From the observations in this study, we hypothesise that factors other than salvage treatment may contribute to improved survival in colorectal cancer followup. The following may be relevant: (i) increased psychosocial support and well-being; (ii) altered dietary and lifestyle factors and (iii) improved treatment of coincidental disease. For the first postulate, there is evidence that psychological therapies improve outcome in some cancer types (Newell ), and at least one randomised trial (Kuchler ) has shown improved survival using psychological support techniques among patients with gastrointestinal malignancies, of which one-third were colorectal cancers. Health-related quality of life was determined in one trial included in the meta-analysis (Kjeldsen ), which showed a small benefit associated with intensive followup. Moreover, based on observations in breast cancer patients, there is a perception that intensive followup is associated with increased anxiety, but this has not been demonstrated in studies of followup in patients with colorectal cancer (Stiggelbout ; Kjeldsen ). Indeed, in the Danish randomised trial (Kjeldsen ), the proportions of patients who were ‘never nervous’ favoured the intensively followed group when evaluated both before and after their planned clinical visit. In support of the second postulate, persistence of adverse lifestyle factors, such as obesity (Calle ) and continued smoking (Goodman ) after treatment of a primary malignancy, are associated with decreased survival for certain cancer types.
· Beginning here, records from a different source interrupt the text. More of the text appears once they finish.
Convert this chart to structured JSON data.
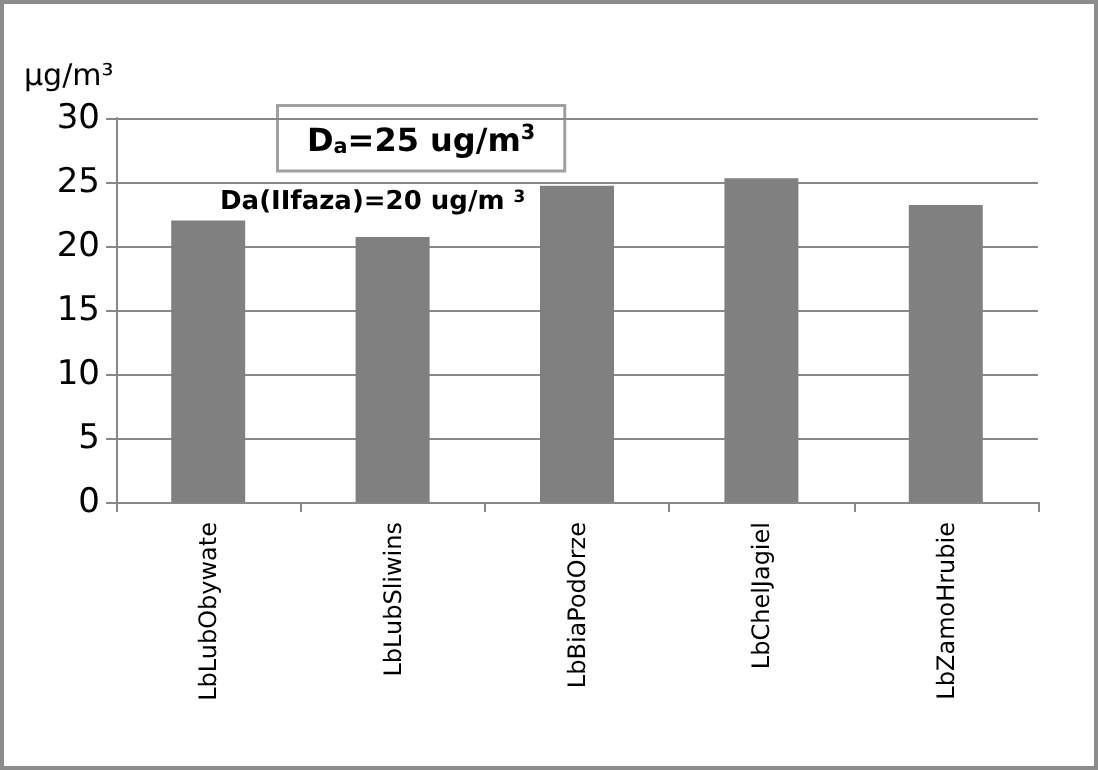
{
  "chart_data": {
    "type": "bar",
    "ylabel": "µg/m³",
    "categories": [
      "LbLubObywate",
      "LbLubSliwins",
      "LbBiaPodOrze",
      "LbChelJagiel",
      "LbZamoHrubie"
    ],
    "values": [
      22.0,
      20.7,
      24.7,
      25.3,
      23.2
    ],
    "color": "#808080",
    "ylim": [
      0,
      30
    ],
    "yticks": [
      0,
      5,
      10,
      15,
      20,
      25,
      30
    ],
    "grid": "y",
    "annotations": [
      "D$_{a}$=25 ug/m$^{3}$",
      "Da(IIfaza)=20 ug/m $^{3}$"
    ]
  }
}
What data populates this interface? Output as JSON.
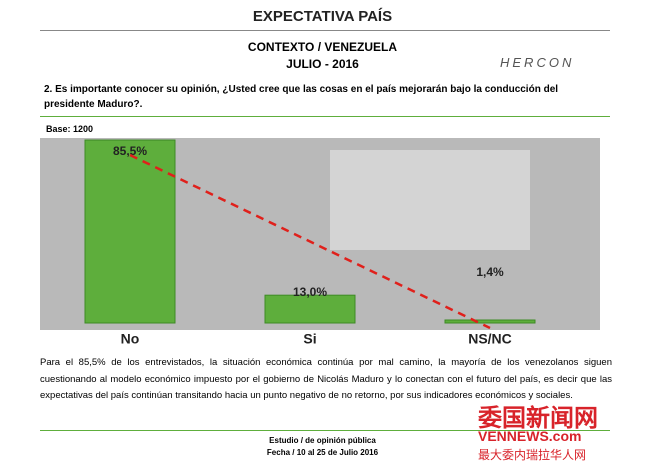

Furthermore, cancer survivors tend to make substantial changes to their diet and lifestyle (Patterson ), though it is unclear whether these adjustments are selfmotivated or a direct consequence of health-care interventions. Changes in patient behaviour due to feeling ‘observed’ are recognised – known as Hawthorne effects (Braunholtz ), but whether or not frequent clinical assessments during colorectal cancer followup is relevant in this regard merits further study. The third postulate is an example of a ‘care effect’ within a trial (Braunholtz ), and it is conceivable that followup per se may be a sophisticated mechanism of ensuring regular medical contact and may benefit patients irrespective of their cancer.

If the hypotheses developed from this study are true, the implications for future health resources and research are considerable. For decades, the majority of colorectal cancer followup was performed by clinicians within surgical and/or oncology clinics. Alternatives to this are emerging, and include colorectal nurse specialists working in parallel with colorectal cancer specialists using protocol-driven protocols (Renehan ). In this setting, there may be a role for additional allied disciplines such as cancer nutritionists and psychologists. These possibilities now form important future research questions.